Seventeen years ago when I was committed by the court to our psychiatric hospital, my psychologist sister arrived from Seattle as my first visitor. That morning I spent six hours of mania scrawling 43 pages on “Law and Gospel” which I commanded her to copy and distribute. She said, “Why don’t you trust me to do what’s best with this.” She was a check on my abuse of power.
As I returned to the floor, I told the charge nurse my sister had brought a suitcase with clean clothes. She made a phone call and said, “It’s not in the room yet. Check back later.” When I checked back, the nurse re-dialed the number and said, “There’s no suitcase in the room. Maybe you misunderstood your sister.”
After sitting in my stinking clothes for a while, I returned to the desk. “Ma’am, I know she brought a suitcase; I need clean clothes.” After dispatching an aid to investigate, the nurse explained: “If your sister had brought a suitcase, it would have been searched and placed in our storage room. It’s not there. Sit down. I need to finish these charts.”
I sat down and pondered calling her “Nurse Ratched” although she hadn’t really earned the title.

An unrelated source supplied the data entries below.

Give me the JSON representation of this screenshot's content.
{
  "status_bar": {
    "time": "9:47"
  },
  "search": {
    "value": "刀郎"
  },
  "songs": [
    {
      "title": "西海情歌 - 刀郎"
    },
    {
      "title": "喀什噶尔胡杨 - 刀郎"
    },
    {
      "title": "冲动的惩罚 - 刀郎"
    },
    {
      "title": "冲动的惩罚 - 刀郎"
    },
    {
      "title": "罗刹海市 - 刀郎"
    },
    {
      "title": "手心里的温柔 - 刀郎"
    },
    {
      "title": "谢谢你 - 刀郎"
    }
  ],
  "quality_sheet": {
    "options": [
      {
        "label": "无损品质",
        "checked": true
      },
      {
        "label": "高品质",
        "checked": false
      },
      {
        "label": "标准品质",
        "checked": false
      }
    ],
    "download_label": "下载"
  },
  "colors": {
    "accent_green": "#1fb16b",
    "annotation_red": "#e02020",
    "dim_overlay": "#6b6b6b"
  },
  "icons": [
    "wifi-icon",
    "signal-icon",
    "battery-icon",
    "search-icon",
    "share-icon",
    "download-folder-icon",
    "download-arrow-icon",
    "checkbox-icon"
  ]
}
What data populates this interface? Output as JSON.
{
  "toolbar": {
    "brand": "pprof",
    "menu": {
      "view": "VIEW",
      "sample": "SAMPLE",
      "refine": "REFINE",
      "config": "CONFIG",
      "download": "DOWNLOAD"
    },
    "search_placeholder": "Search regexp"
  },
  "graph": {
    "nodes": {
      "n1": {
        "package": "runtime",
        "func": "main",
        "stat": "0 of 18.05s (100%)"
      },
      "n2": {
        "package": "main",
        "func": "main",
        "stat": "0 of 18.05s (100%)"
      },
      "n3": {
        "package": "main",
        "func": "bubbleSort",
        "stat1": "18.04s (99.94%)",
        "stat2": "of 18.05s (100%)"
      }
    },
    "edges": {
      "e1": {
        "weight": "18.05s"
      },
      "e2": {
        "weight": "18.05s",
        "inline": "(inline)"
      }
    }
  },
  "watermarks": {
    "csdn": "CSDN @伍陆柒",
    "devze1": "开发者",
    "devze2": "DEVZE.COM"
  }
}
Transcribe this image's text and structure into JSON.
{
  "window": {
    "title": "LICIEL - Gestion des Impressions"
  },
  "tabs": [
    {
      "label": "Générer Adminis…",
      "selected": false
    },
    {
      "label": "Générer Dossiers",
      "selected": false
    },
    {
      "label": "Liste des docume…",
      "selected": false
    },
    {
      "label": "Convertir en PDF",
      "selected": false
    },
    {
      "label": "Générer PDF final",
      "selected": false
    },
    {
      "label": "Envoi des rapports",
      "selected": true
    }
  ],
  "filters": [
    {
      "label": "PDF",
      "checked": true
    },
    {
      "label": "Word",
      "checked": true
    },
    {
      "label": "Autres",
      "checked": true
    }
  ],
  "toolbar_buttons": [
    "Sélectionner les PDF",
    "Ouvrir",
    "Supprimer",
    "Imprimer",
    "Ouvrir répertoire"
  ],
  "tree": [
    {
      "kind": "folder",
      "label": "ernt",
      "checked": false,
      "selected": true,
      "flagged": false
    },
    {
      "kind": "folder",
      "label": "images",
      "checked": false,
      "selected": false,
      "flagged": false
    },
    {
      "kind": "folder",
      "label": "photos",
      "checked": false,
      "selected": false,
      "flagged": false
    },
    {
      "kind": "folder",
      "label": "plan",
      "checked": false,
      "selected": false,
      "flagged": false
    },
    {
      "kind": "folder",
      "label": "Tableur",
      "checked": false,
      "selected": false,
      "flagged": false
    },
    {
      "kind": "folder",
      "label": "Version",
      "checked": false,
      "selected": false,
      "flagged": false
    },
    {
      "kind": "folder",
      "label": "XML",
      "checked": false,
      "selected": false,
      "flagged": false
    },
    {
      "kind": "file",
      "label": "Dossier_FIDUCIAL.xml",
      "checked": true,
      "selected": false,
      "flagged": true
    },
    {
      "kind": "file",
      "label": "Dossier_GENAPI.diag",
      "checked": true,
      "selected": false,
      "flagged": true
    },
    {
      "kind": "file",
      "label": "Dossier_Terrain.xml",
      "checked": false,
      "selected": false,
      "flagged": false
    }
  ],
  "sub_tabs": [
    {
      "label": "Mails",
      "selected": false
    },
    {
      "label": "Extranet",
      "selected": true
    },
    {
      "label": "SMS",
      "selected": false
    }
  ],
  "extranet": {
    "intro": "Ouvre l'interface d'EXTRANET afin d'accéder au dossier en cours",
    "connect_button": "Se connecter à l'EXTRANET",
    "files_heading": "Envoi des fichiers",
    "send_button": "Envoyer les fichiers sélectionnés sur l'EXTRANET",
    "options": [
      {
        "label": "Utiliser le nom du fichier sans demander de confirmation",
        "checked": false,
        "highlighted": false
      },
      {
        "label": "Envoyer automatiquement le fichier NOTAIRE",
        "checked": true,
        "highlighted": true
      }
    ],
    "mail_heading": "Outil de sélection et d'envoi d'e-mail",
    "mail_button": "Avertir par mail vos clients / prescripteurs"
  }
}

How does a manic mental patient convince the charge nurse that his reality is real? I recalled that Jesus asked powerful questions in response to challenges and arguments.
Believing it was my last chance, I stood at the desk and asked as calmly as I could, “Is there any way we could both be right? In fact, while you’re charting, would you chart that I asked, you ‘Could we both be right?’” Her frustrated face changed to pondering. She dialed a different number, smiled, and said, “Your suitcase was put on the wrong floor. I’ll get it.”
I abhor the dichotomy of 2 choices in a political election every 2, 4, or 6 years. I enjoy conversations where we can share our different desires and find ways to meet our goals. I love listening to different experiences, insights, perspectives, seeking solutions. I relish both/and (not either/or) answers, where we can both be right. But here we are with the civic responsibility to make a dichotomous decision.
How do you listen to needs and desires of others in reaching solutions? When have you experienced situations where “we both are right?” When have you had to make a clear choice?